# Proposition 2

If a straight line is drawn parallel to one of the sides of a triangle, then it cuts the sides of the triangle proportionally; and, if the sides of the triangle are cut proportionally, then the line joining the points of section is parallel to the remaining side of the triangle.

Let DE be drawn parallel to BC, one of the sides of the triangle ABC.

I say that BD is to AD as CE is to AE.

Join BE and CD.

I.37

Therefore the triangle BDE equals the triangle CDE, for they are on the same base DE and in the same parallels DE and BC.

V.7

But equals have the same ratio to the same, therefore the triangle BDE is to the triangle ADE as the triangle CDE is to the triangle ADE.

VI.1

But the triangle BDE is to ADE as BD is to AD, for, being under the same height, the perpendicular drawn from E to AB, they are to one another as their bases.

For the same reason, the triangle CDE is to ADE as CE is to AE.

V.11

Therefore BD is to AD also as CE is to AE.

Next, let the sides AB and AC of the triangle ABC be cut proportionally, so that BD is to AD as CE is to AE. Join DE.

I say that DE is parallel to BC.

With the same construction, since BD is to AD as CE is to AE, but BD is to AD as the triangle BDE is to the triangle ADE, and CE is to AE as the triangle CDE is to the triangle ADE, therefore the triangle BDE is to the triangle ADE as the triangle CDE is to the triangle ADE.

Therefore each of the triangles BDE and CDE has the same ratio to ADE.

V.9

Therefore the triangle BDE equals the triangle CDE, and they are on the same base DE.

I.39

But equal triangles which are on the same base are also in the same parallels.

Therefore DE is parallel to BC.

Therefore, if a straight line is drawn parallel to one of the sides of a triangle, then it cuts the sides of the triangle proportionally; and, if the sides of the triangle are cut proportionally, then the line joining the points of section is parallel to the remaining side of the triangle.

Q.E.D.

## Guide

Euclid prefers to prove a pair of converses in two stages, but in some propositions, as this one, the proofs in the two stages are almost inverses of each other, so both could be proved at once.

In this proposition we have a given triangle ABC and a line DE joining a point D on the side BC to a point E on the side AC. The claim is that

BD : AD = CE : AE if and only if DE || BC.
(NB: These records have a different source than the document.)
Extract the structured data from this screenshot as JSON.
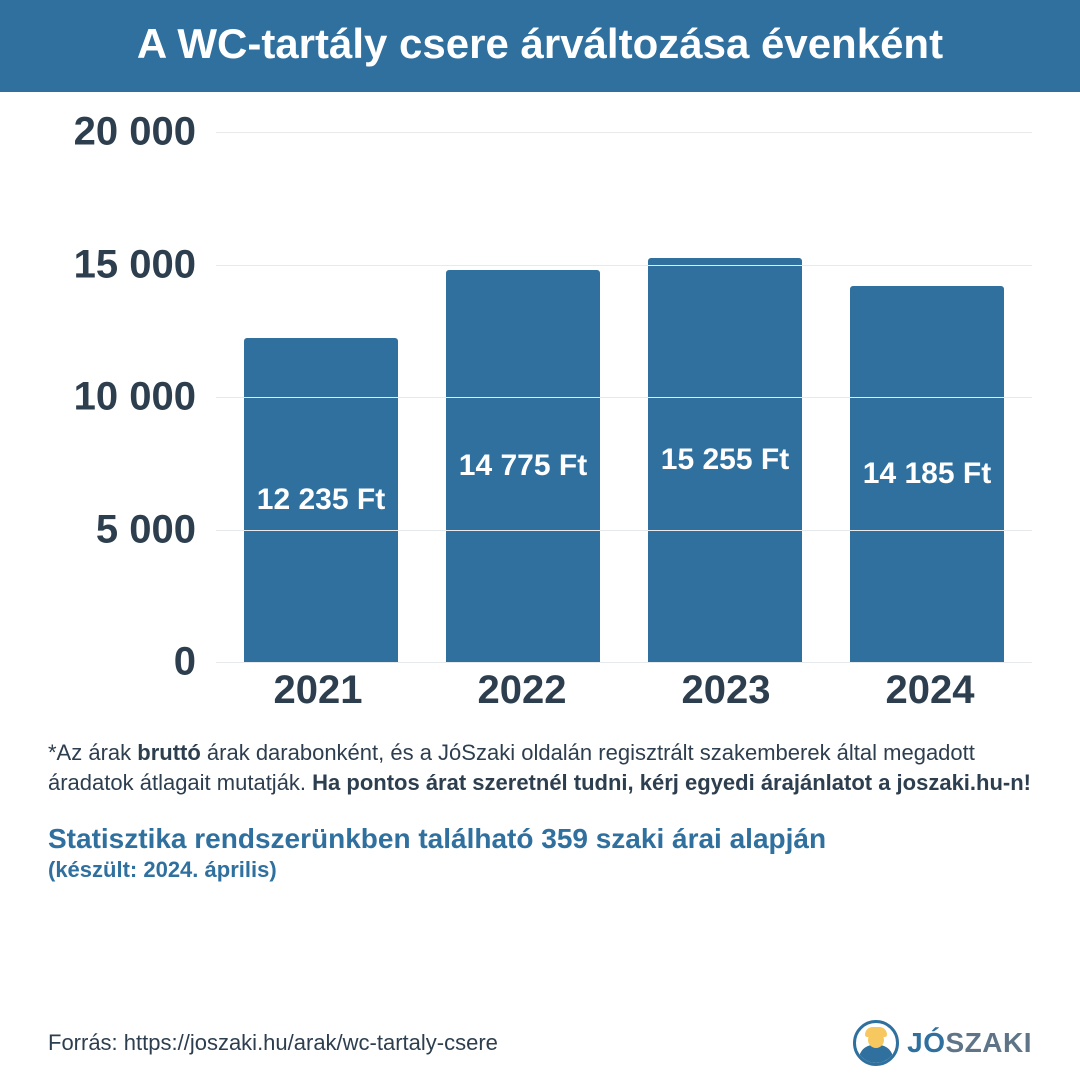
{
  "header": {
    "title": "A WC-tartály csere árváltozása évenként"
  },
  "chart": {
    "type": "bar",
    "ylim": [
      0,
      20000
    ],
    "ytick_step": 5000,
    "yticks": [
      {
        "value": 0,
        "label": "0"
      },
      {
        "value": 5000,
        "label": "5 000"
      },
      {
        "value": 10000,
        "label": "10 000"
      },
      {
        "value": 15000,
        "label": "15 000"
      },
      {
        "value": 20000,
        "label": "20 000"
      }
    ],
    "grid_color": "#e8e9ea",
    "bar_color": "#2f709f",
    "bar_label_color": "#ffffff",
    "bar_width_ratio": 0.76,
    "label_fontsize": 30,
    "axis_fontsize": 40,
    "background_color": "#ffffff",
    "bars": [
      {
        "category": "2021",
        "value": 12235,
        "label": "12 235 Ft"
      },
      {
        "category": "2022",
        "value": 14775,
        "label": "14 775 Ft"
      },
      {
        "category": "2023",
        "value": 15255,
        "label": "15 255 Ft"
      },
      {
        "category": "2024",
        "value": 14185,
        "label": "14 185 Ft"
      }
    ]
  },
  "footnote": {
    "pre": "*Az árak ",
    "bold1": "bruttó",
    "mid": " árak darabonként, és a JóSzaki oldalán regisztrált szakemberek által megadott áradatok átlagait mutatják. ",
    "bold2": "Ha pontos árat szeretnél tudni, kérj egyedi árajánlatot a joszaki.hu-n!"
  },
  "stats": {
    "line": "Statisztika rendszerünkben található 359 szaki árai alapján",
    "sub": "(készült: 2024. április)"
  },
  "source": {
    "label": "Forrás: https://joszaki.hu/arak/wc-tartaly-csere"
  },
  "logo": {
    "jo": "JÓ",
    "szaki": "SZAKI"
  },
  "colors": {
    "brand": "#2f709f",
    "text": "#2d3e4f",
    "muted": "#5f7587",
    "accent_yellow": "#f6c85f"
  }
}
By the previous proposition VI.1 we know in any case that

CE : AE = triangle CDE : triangle ADE.

Hence,

BD : AD = CE : AE if and only if BDE : ADE = CDE : ADE.

By propositions V.7 and V.9 the latter condition is equivalent to BDE = CDE, and that, in turn, by propositions I.37 and I.39 is equivalent to DE || BC.

#### Note

It should be noted that a proportion such as BD : AD = AE : CE is not intended. In that case the sides are cut proportionally, but the correspondence is not the intended one.

#### Use of this theorem

This proposition is frequently used in the rest of Book VI starting with the next proposition. It is also used in Books XI and XII.